But I suppose I should flesh out that concept a little bit.
I have never been the type of person to be overly concerned with the aging process. When I saw a guy like say George Clooney just seemingly getting more handsome as he went through his 30s and 40s, I said bring it on. Even Richard Gere pulled it off until he was darn near 60. So I was thinking that age wouldn’t be something that I would be bothered with.
My hair has been slowly turning gray since I was in my 20s. I think it is still mostly brown, but whenever I visit the barber and see that pile of trimmings I do wonder why it seems disproportionately gray compared to my head, but that is probably just a trick of the light or something. I have been forming little wrinkles on my face for nearly the same amount of time. Unfortunately spending a decade at a job that I really hated gave me some rather menacing ones that really amplify when I frown, but at the same time I also have the typical laugh lines and crows feet well established so that I can just imagine them all a bit deeper to see what I will look like in another decade or so. Still, this doesn’t bother me.
What I really, really hate about getting old is my metabolism. As recently as my 30th birthday I was still able to eat damn near anything I wanted without gaining much weight. I was (and still am) very active at work, so I did (and still do) burn a lot of those calories off, but it was just so much easier even just a few years ago. In fact the leanest I have been in my adult life was in early 2005 (making me just shy of 31) when I was down to just over 170 pounds. I wasn’t eating right, I wasn’t exercising, I wasn’t really doing anything that I should have been doing to maintain that weight, I just wasn’t eating. This, of course, was shortly after I had quit drinking, so my body was used to an extra 1500 or so calories a day from beer, so when that was cut off the weight started dropping faster than I could keep track of. Of course having had a chance to look over my eating habits at the time, I was still in the habit of eating a piece of beef jerky for breakfast/lunch (real jerky, not a “beef stick”) for about 120 calories, then a largish meal just before bedtime which I would estimate to be around 1000 calories. No snacking, nothing else, just 1100 calories a day.

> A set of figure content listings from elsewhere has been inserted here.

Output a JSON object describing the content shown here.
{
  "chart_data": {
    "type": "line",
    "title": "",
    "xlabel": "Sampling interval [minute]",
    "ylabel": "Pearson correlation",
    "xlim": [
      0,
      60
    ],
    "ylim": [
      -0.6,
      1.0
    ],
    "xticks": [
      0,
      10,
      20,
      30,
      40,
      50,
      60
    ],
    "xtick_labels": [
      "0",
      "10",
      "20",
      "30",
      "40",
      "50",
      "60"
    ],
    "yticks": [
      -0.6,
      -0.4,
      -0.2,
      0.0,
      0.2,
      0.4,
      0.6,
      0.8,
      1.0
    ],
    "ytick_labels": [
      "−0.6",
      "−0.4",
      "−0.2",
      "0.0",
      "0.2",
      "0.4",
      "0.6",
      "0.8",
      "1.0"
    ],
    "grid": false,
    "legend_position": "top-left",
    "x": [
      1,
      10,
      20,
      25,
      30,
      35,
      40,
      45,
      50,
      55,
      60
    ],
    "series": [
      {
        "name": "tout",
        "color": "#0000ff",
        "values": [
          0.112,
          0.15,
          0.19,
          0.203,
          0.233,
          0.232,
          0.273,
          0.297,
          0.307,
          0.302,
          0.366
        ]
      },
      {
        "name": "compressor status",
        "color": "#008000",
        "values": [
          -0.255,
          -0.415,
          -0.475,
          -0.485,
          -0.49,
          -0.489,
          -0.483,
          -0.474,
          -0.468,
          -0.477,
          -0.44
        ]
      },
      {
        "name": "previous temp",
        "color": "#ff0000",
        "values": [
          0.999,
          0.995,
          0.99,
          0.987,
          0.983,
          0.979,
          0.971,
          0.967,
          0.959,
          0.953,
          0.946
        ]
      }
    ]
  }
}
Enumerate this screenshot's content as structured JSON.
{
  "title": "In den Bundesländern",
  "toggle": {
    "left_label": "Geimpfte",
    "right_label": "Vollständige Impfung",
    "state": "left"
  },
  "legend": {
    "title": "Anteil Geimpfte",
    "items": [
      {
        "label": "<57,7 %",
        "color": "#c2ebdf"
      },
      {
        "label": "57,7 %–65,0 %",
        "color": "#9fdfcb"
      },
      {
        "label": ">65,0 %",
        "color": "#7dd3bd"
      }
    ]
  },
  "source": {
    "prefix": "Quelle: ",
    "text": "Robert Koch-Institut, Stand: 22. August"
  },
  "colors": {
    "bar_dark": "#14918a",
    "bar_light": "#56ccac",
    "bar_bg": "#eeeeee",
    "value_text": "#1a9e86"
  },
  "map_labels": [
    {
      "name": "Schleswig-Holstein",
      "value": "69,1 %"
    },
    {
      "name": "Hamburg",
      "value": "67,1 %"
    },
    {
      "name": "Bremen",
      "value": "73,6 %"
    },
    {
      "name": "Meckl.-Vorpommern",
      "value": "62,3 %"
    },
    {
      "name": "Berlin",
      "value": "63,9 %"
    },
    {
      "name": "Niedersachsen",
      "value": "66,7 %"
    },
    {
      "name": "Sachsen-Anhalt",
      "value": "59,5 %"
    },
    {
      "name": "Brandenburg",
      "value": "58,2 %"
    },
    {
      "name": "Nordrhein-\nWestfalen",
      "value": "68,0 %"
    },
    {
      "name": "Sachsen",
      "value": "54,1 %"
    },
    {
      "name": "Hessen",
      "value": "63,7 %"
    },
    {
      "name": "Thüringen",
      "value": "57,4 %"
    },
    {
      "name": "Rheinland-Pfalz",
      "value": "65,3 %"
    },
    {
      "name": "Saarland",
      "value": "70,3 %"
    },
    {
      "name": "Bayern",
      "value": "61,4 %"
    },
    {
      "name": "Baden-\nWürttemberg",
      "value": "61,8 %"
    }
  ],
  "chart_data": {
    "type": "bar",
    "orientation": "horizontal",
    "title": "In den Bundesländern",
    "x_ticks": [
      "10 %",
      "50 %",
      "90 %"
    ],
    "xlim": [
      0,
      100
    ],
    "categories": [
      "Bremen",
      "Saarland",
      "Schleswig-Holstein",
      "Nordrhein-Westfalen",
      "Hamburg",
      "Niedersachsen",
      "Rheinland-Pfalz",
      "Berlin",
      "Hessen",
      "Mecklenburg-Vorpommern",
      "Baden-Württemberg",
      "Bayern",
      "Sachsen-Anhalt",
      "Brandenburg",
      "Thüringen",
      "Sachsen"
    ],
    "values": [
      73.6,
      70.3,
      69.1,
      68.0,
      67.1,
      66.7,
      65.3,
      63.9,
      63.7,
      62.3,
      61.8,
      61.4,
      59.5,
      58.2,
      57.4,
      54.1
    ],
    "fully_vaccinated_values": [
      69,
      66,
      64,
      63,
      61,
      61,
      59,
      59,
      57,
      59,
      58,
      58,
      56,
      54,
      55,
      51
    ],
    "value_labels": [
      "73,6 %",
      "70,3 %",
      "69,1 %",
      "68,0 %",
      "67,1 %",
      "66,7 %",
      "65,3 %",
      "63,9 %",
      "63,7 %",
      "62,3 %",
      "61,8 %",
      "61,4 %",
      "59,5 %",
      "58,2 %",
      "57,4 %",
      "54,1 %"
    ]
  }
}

Of course as anyone who has starved themselves knows (and mind you I wasn’t doing this consciously) you don’t really feel all that well. I was hungry a lot of the time, I felt weak a lot of the time, and worst of all I had these random blackouts -which generally lasted only a second or two, but would happen in all situations, be it driving, walking, sitting on the couch, whatever. For a time I thought I might have something seriously wrong with me, but once I actually started eating they went away. But so did that slender (ish) build.
Since roughly my 35th birthday, I have been in constant struggle with my weight. Being ~5’10” and 190 puts me smack dab in the middle of average on both height and weight for my age range, but I just don’t like it. The useless Body Mass Index would put me as “overweight”, but not into the “obese” category. All that is well and good, but I just don’t like the way I look at 190, and it is getting harder and harder to maintain this shit body. As recently as April, I weighed myself at 200.3 pounds. That is the spot where I have to do something about it; I made a deal with myself a long time ago that if I ever got to 200 pounds I would do some dieting and exercising to get myself back down into the 180s. It took me about 5 weeks to do it, but I got myself back down to a much more reasonable 187 pounds. My dieting wasn’t really a diet at all, but just portion control -one of the things that has haunted me my whole life is overeating. I think partially as a result of having been brought up to always clean my plate, and partially just from going through some pretty tough times when I didn’t know when I might have another good meal, I tend to gorge myself. It takes me a lot of discipline to keep from doing that, and discipline is a hard thing to come by.
So today I was feeling particularly fat, and I made the horrible mistake of stepping on a scale. 201.9. I have gained 15 pounds in under 2 months. What the fuck? The wife has been helping with the portion control on the days we have dinner together: 3/4 of a pound of ground turkey in the dishes as opposed to just over a pound of ground beef, frozen meals that I can fit on the plate in one trip instead of two enormous mounds, my meals are actually not that bad. In theory… In practice, of course, trying to control my portions leaves me hungry, which then leads to me cooking an extra burrito, or an extra corn dog, because my brain thinks I need more than usual since I am hungry. That is where the discipline is hard to come by …Well, that and the god damned Doritos… Why the hell do they have to be so delicious?
But that scale reading 201.9 means that the deal I made with myself is in effect again, I have to get back down into the 180s. So lunch today was a 340 calorie french dip (no sauce) and dinner will be 700 calories worth of frozen chimichangas (plus a bit for some grated cheese), and that’s it. I dusted off the elliptical machine tonight for a 22 minute go (1.6 miles it says, although I think think their math may be a bit suspect. And 22 minutes because that is how long a tv episode is on Netflix). But damn it, even 5 years ago I wouldn’t have to be paying such close attention to the calories I am taking in and exercising every day just to maintain the shitty form I have always had… So I say agin, Fuck I hate getting old.